“There are three rules for writing the novel. Unfortunately, no one knows what they are.” (W. SOMERSET MAUGHAM)

Tuesday, March 8, 2011

William Meredith 1919-2007

I have been told that when writers are experiencing a "block" or dryspell that it is good to wite anything, especially other poets' works( One must always remember to give credit though. ) This past Christmas my mother gave me a book that I very much wanted and probably would not have bought for myself due to the price. It is The Poets Laureate Anthology by Elizabeth Hun Schmidt.(thanks mom) This book is a compilation of every American Poet Laureate from the first: Joseph Auslander in 1937 to the current: W S Merwin 2010. For each, there is a brief description of how the poet felt about the post and what they did while appointed, followed by what is considered their signature piece as well as other significant works by that poet. What follows is a poem by William Meredith who served from 1978-1980.

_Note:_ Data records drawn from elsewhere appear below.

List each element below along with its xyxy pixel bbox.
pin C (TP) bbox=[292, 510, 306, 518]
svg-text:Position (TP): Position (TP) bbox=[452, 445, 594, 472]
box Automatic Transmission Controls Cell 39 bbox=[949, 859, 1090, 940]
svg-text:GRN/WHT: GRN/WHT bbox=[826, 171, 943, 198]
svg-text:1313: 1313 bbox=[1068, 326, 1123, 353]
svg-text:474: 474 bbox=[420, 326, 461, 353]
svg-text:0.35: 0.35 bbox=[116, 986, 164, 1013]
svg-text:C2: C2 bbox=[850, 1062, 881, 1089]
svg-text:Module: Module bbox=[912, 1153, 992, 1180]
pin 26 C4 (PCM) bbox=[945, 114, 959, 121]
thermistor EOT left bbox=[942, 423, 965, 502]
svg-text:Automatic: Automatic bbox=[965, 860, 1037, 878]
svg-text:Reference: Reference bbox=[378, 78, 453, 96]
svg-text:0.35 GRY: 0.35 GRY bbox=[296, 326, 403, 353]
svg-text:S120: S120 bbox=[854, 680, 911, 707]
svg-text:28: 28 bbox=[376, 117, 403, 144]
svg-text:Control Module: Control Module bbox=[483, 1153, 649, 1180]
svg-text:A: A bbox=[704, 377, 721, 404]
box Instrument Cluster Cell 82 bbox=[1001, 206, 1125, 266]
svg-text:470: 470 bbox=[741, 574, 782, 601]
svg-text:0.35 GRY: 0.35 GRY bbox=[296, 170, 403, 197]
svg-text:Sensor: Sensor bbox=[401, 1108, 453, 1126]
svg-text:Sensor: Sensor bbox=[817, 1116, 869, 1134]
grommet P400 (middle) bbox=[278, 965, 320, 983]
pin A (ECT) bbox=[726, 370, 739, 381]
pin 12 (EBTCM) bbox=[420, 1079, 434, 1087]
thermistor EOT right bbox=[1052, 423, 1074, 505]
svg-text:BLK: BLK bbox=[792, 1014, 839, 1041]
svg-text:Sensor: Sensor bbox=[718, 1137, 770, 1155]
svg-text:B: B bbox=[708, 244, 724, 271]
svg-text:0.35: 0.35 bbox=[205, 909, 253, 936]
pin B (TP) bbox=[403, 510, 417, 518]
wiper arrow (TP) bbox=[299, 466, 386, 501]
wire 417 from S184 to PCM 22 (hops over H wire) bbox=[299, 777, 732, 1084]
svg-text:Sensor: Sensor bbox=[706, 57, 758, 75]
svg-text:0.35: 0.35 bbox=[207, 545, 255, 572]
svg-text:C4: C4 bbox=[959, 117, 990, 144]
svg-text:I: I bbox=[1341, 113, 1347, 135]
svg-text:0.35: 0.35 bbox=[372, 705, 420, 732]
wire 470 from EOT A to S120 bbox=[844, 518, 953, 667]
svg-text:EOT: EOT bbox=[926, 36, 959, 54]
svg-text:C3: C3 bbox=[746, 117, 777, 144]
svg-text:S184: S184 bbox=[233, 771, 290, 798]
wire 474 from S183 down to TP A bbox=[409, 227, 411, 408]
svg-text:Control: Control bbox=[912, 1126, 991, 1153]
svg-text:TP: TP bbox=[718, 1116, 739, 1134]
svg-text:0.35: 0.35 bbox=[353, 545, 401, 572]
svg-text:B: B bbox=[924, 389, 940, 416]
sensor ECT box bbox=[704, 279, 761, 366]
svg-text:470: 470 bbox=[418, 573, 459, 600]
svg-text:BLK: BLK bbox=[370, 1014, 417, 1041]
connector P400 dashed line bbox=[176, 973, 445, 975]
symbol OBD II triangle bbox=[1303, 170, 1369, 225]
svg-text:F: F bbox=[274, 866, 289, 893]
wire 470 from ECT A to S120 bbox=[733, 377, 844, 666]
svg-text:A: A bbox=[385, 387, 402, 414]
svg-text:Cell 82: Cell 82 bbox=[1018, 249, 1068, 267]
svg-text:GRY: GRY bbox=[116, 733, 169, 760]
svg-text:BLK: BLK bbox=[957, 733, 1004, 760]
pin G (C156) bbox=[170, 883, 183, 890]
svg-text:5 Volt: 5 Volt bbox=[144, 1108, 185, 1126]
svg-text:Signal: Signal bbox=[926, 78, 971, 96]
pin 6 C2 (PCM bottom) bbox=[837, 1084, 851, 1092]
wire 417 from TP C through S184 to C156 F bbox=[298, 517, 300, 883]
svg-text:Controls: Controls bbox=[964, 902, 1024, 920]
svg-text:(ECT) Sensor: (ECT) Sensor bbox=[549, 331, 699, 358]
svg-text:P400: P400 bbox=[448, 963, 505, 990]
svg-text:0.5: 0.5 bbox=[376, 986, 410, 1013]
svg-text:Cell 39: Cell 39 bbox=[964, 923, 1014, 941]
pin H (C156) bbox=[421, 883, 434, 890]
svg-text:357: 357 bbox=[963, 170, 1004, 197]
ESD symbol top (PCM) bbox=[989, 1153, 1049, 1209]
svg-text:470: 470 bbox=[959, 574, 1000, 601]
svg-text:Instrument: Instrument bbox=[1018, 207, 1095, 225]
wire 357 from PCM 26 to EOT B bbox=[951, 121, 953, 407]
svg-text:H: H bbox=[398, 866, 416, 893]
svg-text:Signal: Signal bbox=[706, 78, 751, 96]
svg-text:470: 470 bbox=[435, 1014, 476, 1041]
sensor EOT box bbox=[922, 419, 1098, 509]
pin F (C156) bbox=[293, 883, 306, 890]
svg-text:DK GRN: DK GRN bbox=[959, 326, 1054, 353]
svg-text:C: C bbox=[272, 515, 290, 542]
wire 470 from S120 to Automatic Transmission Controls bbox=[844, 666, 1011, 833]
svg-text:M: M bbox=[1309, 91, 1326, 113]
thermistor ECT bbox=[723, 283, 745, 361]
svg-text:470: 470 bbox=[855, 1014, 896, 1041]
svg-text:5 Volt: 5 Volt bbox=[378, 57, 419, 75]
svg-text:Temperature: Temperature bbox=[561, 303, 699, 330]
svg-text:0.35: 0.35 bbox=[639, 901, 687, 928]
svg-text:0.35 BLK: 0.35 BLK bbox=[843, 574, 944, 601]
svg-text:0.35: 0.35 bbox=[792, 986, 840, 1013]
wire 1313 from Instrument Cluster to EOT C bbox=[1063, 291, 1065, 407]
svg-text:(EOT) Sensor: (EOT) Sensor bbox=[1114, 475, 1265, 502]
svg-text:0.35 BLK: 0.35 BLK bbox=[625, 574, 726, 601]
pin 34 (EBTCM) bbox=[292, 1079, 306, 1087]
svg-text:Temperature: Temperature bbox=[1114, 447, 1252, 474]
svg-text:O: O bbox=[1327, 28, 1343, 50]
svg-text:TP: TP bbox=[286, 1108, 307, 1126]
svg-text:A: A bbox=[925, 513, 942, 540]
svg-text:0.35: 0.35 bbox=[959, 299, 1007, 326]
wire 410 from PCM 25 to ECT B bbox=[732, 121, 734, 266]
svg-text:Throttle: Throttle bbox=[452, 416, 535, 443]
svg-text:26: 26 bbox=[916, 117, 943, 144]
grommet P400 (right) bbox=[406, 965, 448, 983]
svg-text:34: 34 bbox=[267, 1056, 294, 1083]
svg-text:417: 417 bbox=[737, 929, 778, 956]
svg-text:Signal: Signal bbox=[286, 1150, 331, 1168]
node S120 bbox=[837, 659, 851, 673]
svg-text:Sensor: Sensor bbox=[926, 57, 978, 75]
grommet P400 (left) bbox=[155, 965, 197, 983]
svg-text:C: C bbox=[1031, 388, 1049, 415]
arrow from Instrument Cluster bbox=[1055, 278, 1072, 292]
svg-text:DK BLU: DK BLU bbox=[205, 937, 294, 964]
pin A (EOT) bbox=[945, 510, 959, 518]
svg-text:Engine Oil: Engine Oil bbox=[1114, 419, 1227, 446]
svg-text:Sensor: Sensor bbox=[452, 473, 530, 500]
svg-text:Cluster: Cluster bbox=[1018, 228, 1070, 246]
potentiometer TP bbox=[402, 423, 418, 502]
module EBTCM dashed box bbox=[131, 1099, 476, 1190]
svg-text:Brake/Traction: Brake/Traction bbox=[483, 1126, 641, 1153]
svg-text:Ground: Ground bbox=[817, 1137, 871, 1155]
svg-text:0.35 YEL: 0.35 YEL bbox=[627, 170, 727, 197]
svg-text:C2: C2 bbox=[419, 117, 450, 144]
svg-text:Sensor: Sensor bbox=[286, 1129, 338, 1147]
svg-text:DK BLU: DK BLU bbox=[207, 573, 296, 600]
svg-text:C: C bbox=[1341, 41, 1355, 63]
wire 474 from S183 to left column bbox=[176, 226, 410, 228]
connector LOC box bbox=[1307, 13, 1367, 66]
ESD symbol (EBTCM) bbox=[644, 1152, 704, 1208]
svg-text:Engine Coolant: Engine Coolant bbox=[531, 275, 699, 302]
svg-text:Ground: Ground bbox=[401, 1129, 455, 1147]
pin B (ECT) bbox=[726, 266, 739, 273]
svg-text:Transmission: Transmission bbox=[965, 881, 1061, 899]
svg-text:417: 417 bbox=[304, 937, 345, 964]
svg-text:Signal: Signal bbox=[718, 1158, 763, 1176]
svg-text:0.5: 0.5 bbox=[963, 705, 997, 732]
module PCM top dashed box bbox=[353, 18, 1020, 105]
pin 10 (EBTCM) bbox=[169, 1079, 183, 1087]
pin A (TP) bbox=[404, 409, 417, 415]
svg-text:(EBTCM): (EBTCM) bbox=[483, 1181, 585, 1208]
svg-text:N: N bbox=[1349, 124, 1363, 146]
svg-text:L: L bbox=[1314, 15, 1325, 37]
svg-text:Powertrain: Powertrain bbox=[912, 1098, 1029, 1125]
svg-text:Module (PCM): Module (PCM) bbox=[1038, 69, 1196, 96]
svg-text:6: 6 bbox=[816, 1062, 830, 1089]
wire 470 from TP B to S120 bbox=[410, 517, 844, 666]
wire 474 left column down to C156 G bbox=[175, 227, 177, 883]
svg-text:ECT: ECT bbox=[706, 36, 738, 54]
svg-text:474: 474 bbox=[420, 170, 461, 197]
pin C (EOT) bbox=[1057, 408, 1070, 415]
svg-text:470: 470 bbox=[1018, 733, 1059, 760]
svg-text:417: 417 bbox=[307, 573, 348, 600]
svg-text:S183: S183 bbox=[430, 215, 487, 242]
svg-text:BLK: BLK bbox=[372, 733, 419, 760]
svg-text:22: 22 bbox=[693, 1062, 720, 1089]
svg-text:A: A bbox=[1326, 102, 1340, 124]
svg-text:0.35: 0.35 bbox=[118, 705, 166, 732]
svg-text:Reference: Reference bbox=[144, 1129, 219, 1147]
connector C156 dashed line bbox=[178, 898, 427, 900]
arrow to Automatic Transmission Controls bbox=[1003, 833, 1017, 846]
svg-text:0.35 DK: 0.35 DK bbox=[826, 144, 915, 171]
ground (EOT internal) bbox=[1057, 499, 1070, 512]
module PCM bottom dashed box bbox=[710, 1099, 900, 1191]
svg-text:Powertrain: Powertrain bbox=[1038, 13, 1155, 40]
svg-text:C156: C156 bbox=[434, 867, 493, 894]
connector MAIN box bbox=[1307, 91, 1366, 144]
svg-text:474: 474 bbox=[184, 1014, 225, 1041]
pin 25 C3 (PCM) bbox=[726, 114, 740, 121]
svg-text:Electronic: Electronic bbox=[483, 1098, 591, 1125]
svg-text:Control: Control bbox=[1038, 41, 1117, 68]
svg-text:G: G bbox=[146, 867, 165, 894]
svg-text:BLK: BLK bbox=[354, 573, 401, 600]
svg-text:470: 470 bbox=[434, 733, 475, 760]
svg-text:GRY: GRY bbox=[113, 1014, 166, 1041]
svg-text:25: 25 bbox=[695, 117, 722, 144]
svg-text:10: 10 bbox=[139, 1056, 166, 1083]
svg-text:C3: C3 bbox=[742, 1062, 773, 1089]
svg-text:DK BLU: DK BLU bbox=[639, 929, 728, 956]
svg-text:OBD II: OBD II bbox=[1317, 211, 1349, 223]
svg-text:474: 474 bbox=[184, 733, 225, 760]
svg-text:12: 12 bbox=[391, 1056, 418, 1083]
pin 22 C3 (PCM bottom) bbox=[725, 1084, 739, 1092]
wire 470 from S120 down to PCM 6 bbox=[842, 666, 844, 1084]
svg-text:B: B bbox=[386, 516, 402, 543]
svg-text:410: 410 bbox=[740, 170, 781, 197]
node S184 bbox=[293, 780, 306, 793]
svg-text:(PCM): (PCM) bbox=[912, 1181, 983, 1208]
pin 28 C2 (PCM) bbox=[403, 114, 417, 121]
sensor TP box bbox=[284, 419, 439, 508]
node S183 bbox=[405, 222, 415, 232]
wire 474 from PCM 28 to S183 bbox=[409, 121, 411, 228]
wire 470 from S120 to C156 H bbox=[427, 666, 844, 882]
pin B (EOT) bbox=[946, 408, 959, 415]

Winter Verse for His Sister

Moonlight washes the west side of the house
As clean as bone, it carpets like a lawn
The stubbled field tilting eastward
Where there is no sign yet of dawn.
The moon is an angel with a bright light sent
To surprise me once before I die
With the real aspect of things.
It holds the light steady and makes no comment.

Practicing for death I have lately gone
To that other house
Where our parents did most of their dying,
Embracing and not embracing their conditions.
Our father built bookcases and little by little stopped reading,
Our mother cooked proud meals for common mouths.
Kindly, they raised two children. We raked their leaves
And cut their grass, we ate and drank with them.
Reconciliation was our long work, not all of it joyful.

Now outside my own house at a cold hour
I watch the noncommital angel lower
The steady lantern that's worn these clapboards thin
In a wash of moonlight, while men slept within,
Accepting and not accepting their conditions,
and the fingers of trees plied a deep carpet of decay
On the gravel web underneath the field,
And the field tilting always toward day.